South Carolina has seen more pedestrian fatalities this year instead of usual.
According to the South Carolina Highway Patrol, one out of every five traffic deaths so far this year has been a pedestrian.
“Nighttime, that’s where we’re seeing most of these crashes with pedestrian,” Cpl. Sonny Collins said. “So we want to make sure you understand as a pedestrian you have to walk on the shoulder or on the sidewalk, you cannot walk in the roadway.”
According to the South Carolina Department of Public Safety, pedestrian deaths in the state increased 60 percent between 2013 and 2017.
So far this year, 48 people died in crashes in the state. Ten of those 48 were pedestrians.
“There’s so many variables that play into this,” Collins said. “It’s just really all we can do at this point is educate the pedestrians as they’re walking up and down the road and also educating drivers on the dangers of being out there.”
Rachel King, 28, was hit and killed on the side of Peachtree Road in Socastee when she was walking late at night in August 2018. Her body was not found until six days later.
Up and down Peachtree Road there is a very narrow shoulder and no pedestrian sidewalks.
Rachel’s mother, Terri Goodrich-Gay, said more needs to be done to prevent tragedies like what happened to her daughter from happening again.
Rachel’s body was found less than a couple miles away from where Vincent Padgett, 18, was also hit and killed in 2008.
“It just absolutely makes you nervous,” Goodrich-Gay said. “And it’s not just here on Peachtree Road, we have many roads in South Carolina that are like this.”
Goodrich said there is nothing she can do to bring her daughter back, but she still wants change.
She told News13 she’d like to see more lights and also a walking pathway put up along the road.
“In memory of Rachel, I’d like it to be called Rachel’s Way,” she said about the path.
No charges were filed in the death of Rachel King, who was a mother of four.
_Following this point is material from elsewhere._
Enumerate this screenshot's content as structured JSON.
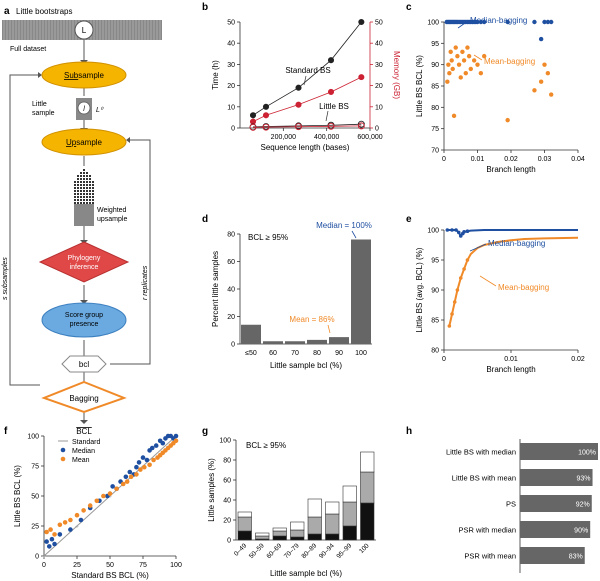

A driver came forward shortly after the crash, which authorities ruled an accident.
A spokesperson for SCDOT said in August that some roads like Peachtree have narrow shoulders and that nothing is in the works to update the road.
According to the Department of Public Safety, 58 collisions were reported on Peachtree Road between 2007 and 2017. Two of those crashes were deadly and 22 left someone injured.
SCHP encourages pedestrians to wear bright and, if possible, reflective clothing.
A driver can see someone in reflective clothing from 500 feet away, compared to someone wearing red who can been seen 80 feet away or someone wearing white who can be seen from 180 feet, according to SCHP.
A vehicle moving at 60 mph will travel 260 feet before coming to a stop.